Talk to almost anyone who has pursued higher education, especially a master’s degree, and they will tell you, the main benefit is the network. Now, almost five months after graduating from my MA, I see the importance of those networks. From them, I have been inspired to start a multidisciplinary salon series, join a writer’s collective, and now, with two friends from the LitMod program, start a feminist literary journal called Canthius.
Last night, after talking to poet Hoa Nguyen after her poetry workshop, I agreed with her that yes, poetry, and writing, and the creative business can be lonely and siloed. It made me think how we can benefit from creative networks almost as much as anyone in business or tech and other fields. It is a disservice these days, in talks, in books and advice to creatives, to not give higher importance to building a network. In fact, it is a disservice to think of creative fields as somehow so different and far removed from other sectors. We can no longer differentiate so clearly the lines and borders between roles and titles. So much is now liquid and hybrid, and so many roles require us to do so many things. What role is without some aspect of sales in it? We are always selling something for someone. Networks are, and must remain, integral to creative fields, as every other field. And writers, more than ever, need networks to further their careers and their personal lives, as well. Innovation stems from groups.
That is how Canthius came to be. A group of friends getting together over a bottle of wine and some nutella croissants, misspelling canthus: a noun
the outer or inner corner of the eye, where the upper and lower lids meet.

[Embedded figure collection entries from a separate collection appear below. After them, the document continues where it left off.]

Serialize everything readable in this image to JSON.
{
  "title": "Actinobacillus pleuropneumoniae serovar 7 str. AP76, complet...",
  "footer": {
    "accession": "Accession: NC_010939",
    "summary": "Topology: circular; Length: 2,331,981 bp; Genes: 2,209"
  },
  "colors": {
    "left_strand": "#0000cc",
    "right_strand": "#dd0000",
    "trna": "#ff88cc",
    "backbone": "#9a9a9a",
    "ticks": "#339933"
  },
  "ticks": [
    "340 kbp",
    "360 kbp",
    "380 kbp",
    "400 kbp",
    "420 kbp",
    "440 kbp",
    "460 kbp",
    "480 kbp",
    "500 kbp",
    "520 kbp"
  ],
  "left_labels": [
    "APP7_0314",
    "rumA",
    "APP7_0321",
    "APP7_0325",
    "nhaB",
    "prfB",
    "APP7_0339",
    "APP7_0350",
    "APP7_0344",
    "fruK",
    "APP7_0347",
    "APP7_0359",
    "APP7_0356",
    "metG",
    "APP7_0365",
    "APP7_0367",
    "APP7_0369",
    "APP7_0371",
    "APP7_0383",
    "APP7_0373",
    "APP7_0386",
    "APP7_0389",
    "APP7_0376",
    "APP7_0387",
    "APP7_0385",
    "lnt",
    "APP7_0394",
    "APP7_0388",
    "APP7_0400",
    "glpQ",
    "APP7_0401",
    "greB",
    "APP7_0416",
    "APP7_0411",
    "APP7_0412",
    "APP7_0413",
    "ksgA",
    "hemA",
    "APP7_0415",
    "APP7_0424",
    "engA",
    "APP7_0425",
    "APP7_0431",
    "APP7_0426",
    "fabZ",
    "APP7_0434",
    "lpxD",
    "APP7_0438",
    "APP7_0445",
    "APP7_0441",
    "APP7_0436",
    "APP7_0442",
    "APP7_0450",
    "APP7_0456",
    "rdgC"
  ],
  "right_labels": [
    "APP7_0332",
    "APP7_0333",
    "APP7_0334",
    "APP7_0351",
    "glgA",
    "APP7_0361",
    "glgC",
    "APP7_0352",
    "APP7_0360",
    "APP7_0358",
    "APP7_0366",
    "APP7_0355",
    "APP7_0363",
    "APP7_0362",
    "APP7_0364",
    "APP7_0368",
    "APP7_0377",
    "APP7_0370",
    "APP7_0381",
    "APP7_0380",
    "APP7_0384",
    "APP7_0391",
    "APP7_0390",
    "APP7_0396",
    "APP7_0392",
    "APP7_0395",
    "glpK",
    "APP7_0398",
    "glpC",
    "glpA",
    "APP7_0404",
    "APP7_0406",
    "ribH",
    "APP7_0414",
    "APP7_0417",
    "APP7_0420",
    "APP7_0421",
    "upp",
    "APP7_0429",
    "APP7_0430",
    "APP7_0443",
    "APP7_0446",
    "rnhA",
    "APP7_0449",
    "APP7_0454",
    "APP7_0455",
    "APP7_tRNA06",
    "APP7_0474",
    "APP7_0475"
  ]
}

So when I read Northrop Frye’s CBC Massey Lecture The Education Imagination, I thought of the echoes of his question still ringing true today as relevant and urgent as it was then in 1962, “Is it possible that literature, especially poetry, is something that a scientific civilization like ours will eventually outgrow?” I say, not exactly.
We will still read and write poetry and literature until the end of the world, but what has to change, what we have to outgrow, is the discourse of “the writer”. The idea of the lone figure, chain smoking atop a mountain-view cabin, clacking away on his old typewriter.
Robbe-Grillet theorized about this and other things in his For a New Novel: Essays on Fiction in 1965 when he said, “The myths of the nineteenth century retain all their power; the great novelist, the ‘genius,’ is a kind of unconscious monster, irresponsible and fate-ridden, even slightly stupid, who emits ‘messages’ which only the reader may decipher…alcoholism, poverty, drugs, mystical passion, madness have so encumbered the more or less romanticized biographies of artists that it henceforth seems quite natural to see them as necessities of the creator’s sad condition…between ordinary mortals and an obscure power, a force beyond humanity, an eternal spirit, a god…”
Now, if this all sounds old-fashioned, and a thing of the past, why is it that Elizabeth Gilbert’s TEDTalk was about this very idea of the “Elusive Creative Genius”. This myth of the writer is still very prevalent. Julia Cameron grapples with this too, in her book The Artist’s Way. Stephen King works to shed a different light on this myth, in his book On Writing: A Memoir of the Craft, when he writes that his wife was a secret to his success: “I stayed physical healthy, and I stayed married.”
We have to seek to find our ways, and voice, and not conform to these old myths. The old myths of ‘writer’ and ‘artist’ are what we have to outgrow, not literature itself. The new writer, the new novel, the new artist, is the thing we move forward with through the networks, through the support of family and friends, and not alone. We must all move forward without the chains of any myth, except to critique them.
Sometimes, we just need someone to tell us to take out the garbage to remind us that are aren’t beyond anything or anyone, but a part of humanity, and we better start acting like everybody else.